Liebe geht seltsame Wege (2014)

Foto: Sony Pictures Home Entertainment

Bemerkenswert, wie herkömmlich und gleichzeitig schon wieder ausgefallen eine Filmerzählung wirkt, die nichts groß hochzwirbelt, sondern den Figuren Zeit und Raum lässt. Und immer dann, wenn der Film in Gefahr ist, in einen Trab zu fallen, wechselt er in den Galopp. Ganz unvermutet macht er dann einen gewaltigen zeitlichen Satz nach vorn. Ira Sachs ist ein Meister der Ellipse und setzt sie äußerst wirkungsvoll ein. Der Zuschauer sitzt plötzlich sehr gerade und reißt die Augen auf. Musiklehrer George erklärt in einer Szene einer Klavierschülerin: „Improvisation ist gut, aber man muss immer auch das tickende Metronom hören.“ Wohl nicht zufällig beschreibt dieser Satz auch das Credo des Regisseurs. Er besteht darauf, dass alle Beteiligten sich strikt an sein Buch halten. Improvisiert wird nicht, aber die Schauspieler sollen ihre Figuren schon beim ersten Take parat haben. Sachs will überrascht werden. Keine Wiederholungen. Und immer wieder heißt es: „Don’t act!“ Das ist für Schauspieler nun wirklich eine Herausforderung, fast eine Beleidigung, aber ihrem Spiel tut es paradoxerweise ungeheuer gut.

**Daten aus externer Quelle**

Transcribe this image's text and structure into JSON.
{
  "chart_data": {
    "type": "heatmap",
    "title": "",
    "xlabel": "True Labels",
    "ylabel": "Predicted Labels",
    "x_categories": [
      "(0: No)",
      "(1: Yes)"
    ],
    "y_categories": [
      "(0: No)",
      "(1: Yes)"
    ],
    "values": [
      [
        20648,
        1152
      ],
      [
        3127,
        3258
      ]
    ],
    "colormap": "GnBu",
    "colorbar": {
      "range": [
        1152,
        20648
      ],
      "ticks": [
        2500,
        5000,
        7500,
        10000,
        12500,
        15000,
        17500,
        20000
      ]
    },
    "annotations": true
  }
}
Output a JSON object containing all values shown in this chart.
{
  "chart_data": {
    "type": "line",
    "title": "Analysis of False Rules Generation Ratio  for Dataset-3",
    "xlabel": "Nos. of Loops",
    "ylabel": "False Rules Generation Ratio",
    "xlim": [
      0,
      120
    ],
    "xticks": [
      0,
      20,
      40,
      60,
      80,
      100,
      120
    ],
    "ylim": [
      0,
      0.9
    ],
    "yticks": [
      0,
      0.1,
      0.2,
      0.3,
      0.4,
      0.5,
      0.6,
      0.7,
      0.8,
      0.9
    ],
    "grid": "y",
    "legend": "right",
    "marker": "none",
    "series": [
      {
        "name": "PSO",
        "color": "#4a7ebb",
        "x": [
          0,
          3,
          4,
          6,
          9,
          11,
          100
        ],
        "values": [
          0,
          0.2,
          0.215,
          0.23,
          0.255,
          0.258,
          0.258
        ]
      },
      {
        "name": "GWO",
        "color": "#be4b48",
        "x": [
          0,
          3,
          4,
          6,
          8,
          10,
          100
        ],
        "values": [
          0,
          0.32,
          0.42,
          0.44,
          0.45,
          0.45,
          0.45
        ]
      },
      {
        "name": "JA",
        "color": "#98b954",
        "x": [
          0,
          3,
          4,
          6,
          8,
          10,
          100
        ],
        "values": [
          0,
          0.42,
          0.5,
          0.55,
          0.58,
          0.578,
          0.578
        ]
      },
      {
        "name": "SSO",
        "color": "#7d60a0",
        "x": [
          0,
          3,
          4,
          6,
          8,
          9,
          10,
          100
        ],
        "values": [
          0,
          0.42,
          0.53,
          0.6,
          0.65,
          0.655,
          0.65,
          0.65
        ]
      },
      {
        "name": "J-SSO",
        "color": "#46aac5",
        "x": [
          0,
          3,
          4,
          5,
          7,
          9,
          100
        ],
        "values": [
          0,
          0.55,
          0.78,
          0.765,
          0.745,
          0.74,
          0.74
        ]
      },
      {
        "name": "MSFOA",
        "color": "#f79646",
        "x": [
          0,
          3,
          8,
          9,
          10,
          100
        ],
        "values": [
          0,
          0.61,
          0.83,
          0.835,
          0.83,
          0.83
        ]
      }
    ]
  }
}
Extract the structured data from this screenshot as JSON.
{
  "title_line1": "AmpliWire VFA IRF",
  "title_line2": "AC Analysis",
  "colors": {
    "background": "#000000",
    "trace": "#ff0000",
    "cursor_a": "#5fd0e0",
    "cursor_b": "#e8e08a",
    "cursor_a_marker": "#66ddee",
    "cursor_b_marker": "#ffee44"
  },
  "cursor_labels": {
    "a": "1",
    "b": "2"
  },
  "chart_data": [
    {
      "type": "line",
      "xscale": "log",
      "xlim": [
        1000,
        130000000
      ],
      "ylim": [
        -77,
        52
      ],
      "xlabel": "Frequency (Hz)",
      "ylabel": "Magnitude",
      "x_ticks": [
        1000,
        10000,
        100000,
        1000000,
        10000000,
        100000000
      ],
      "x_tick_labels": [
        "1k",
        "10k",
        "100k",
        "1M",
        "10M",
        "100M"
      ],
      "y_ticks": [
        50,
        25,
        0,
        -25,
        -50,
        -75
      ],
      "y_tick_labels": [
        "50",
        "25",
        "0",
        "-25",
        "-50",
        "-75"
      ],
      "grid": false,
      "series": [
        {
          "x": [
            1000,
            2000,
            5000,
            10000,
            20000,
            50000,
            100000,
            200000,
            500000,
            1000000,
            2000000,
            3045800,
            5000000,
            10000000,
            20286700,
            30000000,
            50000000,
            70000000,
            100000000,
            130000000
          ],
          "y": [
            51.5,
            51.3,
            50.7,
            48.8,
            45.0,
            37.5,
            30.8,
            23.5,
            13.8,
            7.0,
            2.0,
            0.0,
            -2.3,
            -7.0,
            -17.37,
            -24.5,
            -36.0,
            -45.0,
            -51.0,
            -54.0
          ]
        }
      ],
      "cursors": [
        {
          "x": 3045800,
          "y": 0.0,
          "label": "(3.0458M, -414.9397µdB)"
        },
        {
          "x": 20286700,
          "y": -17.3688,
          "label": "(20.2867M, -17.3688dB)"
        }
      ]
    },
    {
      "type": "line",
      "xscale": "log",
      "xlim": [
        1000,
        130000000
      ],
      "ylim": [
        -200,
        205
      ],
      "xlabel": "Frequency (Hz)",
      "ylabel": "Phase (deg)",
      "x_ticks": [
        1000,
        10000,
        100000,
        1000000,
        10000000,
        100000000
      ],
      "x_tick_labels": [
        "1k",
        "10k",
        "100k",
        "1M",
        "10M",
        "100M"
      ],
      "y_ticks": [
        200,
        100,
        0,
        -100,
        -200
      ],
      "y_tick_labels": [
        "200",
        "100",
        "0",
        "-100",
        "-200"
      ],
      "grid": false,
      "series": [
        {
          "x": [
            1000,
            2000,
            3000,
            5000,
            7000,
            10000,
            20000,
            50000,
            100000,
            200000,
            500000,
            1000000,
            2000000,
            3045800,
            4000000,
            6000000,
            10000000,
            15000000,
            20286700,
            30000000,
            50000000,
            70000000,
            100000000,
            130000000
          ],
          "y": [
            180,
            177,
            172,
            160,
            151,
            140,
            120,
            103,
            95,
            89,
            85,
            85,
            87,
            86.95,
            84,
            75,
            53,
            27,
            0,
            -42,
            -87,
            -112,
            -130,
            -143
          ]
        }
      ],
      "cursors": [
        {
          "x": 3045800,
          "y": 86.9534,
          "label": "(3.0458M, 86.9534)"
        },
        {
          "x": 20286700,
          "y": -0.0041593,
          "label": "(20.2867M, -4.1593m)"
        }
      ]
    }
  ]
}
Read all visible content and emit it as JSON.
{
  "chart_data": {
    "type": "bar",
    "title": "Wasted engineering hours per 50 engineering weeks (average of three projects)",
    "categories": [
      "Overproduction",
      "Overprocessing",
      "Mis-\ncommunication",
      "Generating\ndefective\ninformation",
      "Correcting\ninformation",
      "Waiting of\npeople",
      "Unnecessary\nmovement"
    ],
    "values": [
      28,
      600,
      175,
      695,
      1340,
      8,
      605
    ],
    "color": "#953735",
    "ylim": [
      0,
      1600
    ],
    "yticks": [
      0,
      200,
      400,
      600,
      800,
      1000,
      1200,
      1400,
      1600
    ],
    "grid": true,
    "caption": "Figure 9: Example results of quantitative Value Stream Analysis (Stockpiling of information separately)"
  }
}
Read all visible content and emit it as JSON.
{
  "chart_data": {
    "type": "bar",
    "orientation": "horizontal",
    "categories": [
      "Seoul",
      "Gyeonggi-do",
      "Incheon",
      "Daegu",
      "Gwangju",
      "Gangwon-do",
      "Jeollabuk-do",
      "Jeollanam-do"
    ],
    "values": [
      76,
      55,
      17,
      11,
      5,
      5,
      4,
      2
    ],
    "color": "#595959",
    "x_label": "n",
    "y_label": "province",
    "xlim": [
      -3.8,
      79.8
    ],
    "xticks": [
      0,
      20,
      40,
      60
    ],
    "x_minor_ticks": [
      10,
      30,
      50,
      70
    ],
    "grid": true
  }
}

aus „Das Metronom tickt“ von Matthias Frings
(sissy-Besprechung zu „Liebe geht seltsame Wege“)

Little Men (2016)

Es war ein besonderer Moment, als sich Regisseur Ira Sachs im letzten Jahr nach einer Aufführung von „Little Men“ vor dem vorwiegend jugendlichen Berlinale-Publikum auf der Bühne outete. Zum einen outete er sich als schwuler Mann, er outete sich aber vor allem, und in diesem Moment fast wichtiger, als Vater. Für einen Moment war es still im Publikum, und man konnte förmlich spüren, wie dieses von Sachs selbstverständlich und beiläufig erwähnte Konzept der Regenbogenfamilie bei manchen im Publikum erst einmal sacken musste. Er ist natürlich nicht wichtig zu wissen, dass der Regisseur, der diesen umwerfend einfühlsamen Film über die neue Freundschaft zweier New Yorker Jungs gemacht hat, selbst Vater ist, oder seit langem in New York wohnt, aber es sind kleine Schlüssel des Privaten, mit denen man die Türen zum Werk von Ira Sachs nach dem Dahinschmelzen während des Films noch einmal neu öffnen kann.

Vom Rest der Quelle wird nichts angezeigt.